I don’t suppose anyone thought 2025 was going to be quiet, but the speed of systemic change, uncertainty and risk has exploded. The truism of talking about VUCA now feels like quaint understatement as we grapple with dramatically different geopolitical realities and the disruptive impact of technological leaps.
It is therefore also time to double down on building the ability to anticipate and prepare for future risks. I think many organisations struggle because of a collective failure of imagination – the inability to imagine the nature and scope of potential threats, disruptions and opportunities before they hit. In practice, unexpected crises often expose gaps in risk management frameworks, and require a rethinking of the extent and nature of your enterprise risk management approach. A failure of imagination occurs when organisations do not consider unlikely or unprecedented risks. This was a key factor in events such as the 2008 financial crisis and the Covid-19 pandemic, where early warning signs or known risks were either ignored or underestimated.
This isn’t surprising, as traditional risk management approaches often focus on historical data and quantified risks, and risk management processes are often based on critical assessment and building a consensus view about what might happen and how organisations might respond.
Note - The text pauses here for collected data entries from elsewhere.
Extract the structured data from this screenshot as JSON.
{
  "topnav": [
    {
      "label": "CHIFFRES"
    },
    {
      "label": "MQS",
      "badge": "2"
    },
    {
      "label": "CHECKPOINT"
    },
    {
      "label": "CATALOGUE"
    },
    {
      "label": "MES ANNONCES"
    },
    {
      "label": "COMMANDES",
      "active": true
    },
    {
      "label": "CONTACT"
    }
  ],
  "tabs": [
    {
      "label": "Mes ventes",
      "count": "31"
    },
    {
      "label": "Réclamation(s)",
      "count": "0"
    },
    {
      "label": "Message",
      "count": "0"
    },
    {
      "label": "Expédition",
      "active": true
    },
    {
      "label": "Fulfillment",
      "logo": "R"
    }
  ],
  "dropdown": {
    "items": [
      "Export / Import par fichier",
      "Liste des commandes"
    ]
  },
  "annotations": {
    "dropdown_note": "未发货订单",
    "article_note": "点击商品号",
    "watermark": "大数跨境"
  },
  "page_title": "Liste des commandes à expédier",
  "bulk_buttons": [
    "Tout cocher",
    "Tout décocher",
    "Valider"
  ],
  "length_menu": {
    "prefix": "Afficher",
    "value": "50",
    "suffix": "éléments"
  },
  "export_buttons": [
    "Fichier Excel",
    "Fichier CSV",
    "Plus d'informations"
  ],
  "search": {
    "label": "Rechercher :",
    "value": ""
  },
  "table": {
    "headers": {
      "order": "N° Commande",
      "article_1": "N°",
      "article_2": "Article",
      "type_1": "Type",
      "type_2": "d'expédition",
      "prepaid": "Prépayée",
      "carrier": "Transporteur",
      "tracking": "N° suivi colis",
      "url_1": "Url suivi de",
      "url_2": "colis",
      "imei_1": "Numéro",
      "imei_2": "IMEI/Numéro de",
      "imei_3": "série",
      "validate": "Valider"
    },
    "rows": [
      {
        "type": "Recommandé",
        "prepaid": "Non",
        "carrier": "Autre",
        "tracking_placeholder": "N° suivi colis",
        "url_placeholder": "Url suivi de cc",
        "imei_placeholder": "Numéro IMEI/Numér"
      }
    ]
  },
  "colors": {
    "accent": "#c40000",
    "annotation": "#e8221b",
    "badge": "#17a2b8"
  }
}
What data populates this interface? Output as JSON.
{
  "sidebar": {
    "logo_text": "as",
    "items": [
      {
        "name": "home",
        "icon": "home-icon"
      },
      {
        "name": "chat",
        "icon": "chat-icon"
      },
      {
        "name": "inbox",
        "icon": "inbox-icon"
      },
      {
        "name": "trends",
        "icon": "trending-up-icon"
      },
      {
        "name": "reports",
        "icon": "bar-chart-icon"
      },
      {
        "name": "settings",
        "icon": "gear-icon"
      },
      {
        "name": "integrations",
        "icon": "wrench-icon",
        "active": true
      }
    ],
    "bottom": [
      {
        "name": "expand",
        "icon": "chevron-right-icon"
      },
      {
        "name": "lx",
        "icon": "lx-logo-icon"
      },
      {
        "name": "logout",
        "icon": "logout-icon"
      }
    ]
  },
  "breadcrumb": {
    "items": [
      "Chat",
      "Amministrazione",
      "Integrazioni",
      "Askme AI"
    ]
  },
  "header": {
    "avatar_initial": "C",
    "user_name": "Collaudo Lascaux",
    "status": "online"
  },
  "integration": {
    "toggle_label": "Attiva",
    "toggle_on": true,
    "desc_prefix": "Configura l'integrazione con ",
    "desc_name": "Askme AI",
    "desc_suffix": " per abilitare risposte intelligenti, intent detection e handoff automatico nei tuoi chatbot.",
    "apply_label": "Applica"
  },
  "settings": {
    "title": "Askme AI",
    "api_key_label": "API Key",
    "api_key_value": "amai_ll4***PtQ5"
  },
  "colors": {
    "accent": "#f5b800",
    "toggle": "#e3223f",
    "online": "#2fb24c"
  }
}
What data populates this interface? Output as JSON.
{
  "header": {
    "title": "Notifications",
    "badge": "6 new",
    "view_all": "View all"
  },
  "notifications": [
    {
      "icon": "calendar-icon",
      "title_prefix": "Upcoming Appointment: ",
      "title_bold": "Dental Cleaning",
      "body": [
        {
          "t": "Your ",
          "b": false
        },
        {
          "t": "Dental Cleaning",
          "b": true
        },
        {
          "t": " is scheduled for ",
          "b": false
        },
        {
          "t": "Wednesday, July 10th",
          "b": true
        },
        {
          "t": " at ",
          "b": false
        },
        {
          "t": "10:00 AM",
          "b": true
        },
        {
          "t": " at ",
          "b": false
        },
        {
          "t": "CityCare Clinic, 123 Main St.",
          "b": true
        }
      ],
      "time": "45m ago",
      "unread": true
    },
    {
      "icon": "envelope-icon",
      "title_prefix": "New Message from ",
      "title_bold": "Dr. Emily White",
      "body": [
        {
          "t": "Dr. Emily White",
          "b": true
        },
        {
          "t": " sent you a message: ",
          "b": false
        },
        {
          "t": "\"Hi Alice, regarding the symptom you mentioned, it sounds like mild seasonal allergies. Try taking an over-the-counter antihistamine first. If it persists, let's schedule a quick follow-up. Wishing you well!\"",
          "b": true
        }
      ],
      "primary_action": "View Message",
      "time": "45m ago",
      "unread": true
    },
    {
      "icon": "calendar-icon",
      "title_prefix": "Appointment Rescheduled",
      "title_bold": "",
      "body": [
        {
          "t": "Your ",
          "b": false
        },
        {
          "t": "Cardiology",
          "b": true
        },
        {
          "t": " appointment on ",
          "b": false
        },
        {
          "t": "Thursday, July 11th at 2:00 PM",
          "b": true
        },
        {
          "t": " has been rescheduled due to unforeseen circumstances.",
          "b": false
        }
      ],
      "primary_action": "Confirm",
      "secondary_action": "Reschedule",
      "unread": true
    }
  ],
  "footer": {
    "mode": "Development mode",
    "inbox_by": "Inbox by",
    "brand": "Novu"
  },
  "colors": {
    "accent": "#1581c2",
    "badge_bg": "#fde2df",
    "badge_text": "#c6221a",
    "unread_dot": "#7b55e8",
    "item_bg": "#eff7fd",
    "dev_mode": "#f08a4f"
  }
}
While this analytical approach works for stable, known risks, it can create a false sense of control over the unpredictable – leaving businesses unprepared for novel challenges.
We are familiar with the idea of innovation; after all innovation is a driving force in today’s economy, but it comes with inherent risks. Disruptive technologies, regulatory change and shifting consumer behaviours all introduce uncertainty. A robust enterprise risk management framework therefore balances fostering innovation with identifying and mitigating potential risks. But often this remains grounded in current debates, processes and objectives.
Key strategies to enhance risk management in an innovative environment include scenario planning, including of extreme but plausible events; cross-disciplinary collaboration so that risk management thinking is not siloed; encouraging a culture of open challenge so that people feel empowered to challenge assumptions and raise concerns about emerging risks; and, of course, leveraging data and AI to help detect weak signals of potential risks before they escalate. Firms that successfully integrate risk management into their innovation strategies use it as an enabler rather than a constraint, and are also often more resilient and adaptable in the face of disruption.
But we need to move even further, creating space for greater imaginative leaps into both threats and opportunities. How often do your risk management processes engage with the unthinkable, the impossible, the massively ambitious? Where do you ensure that the leaps of imagination required to anticipate and act on unknowable risks and opportunities happen? Risk leaders must actively cultivate these imaginative leaps to ensure their organisations thrive in uncertainty.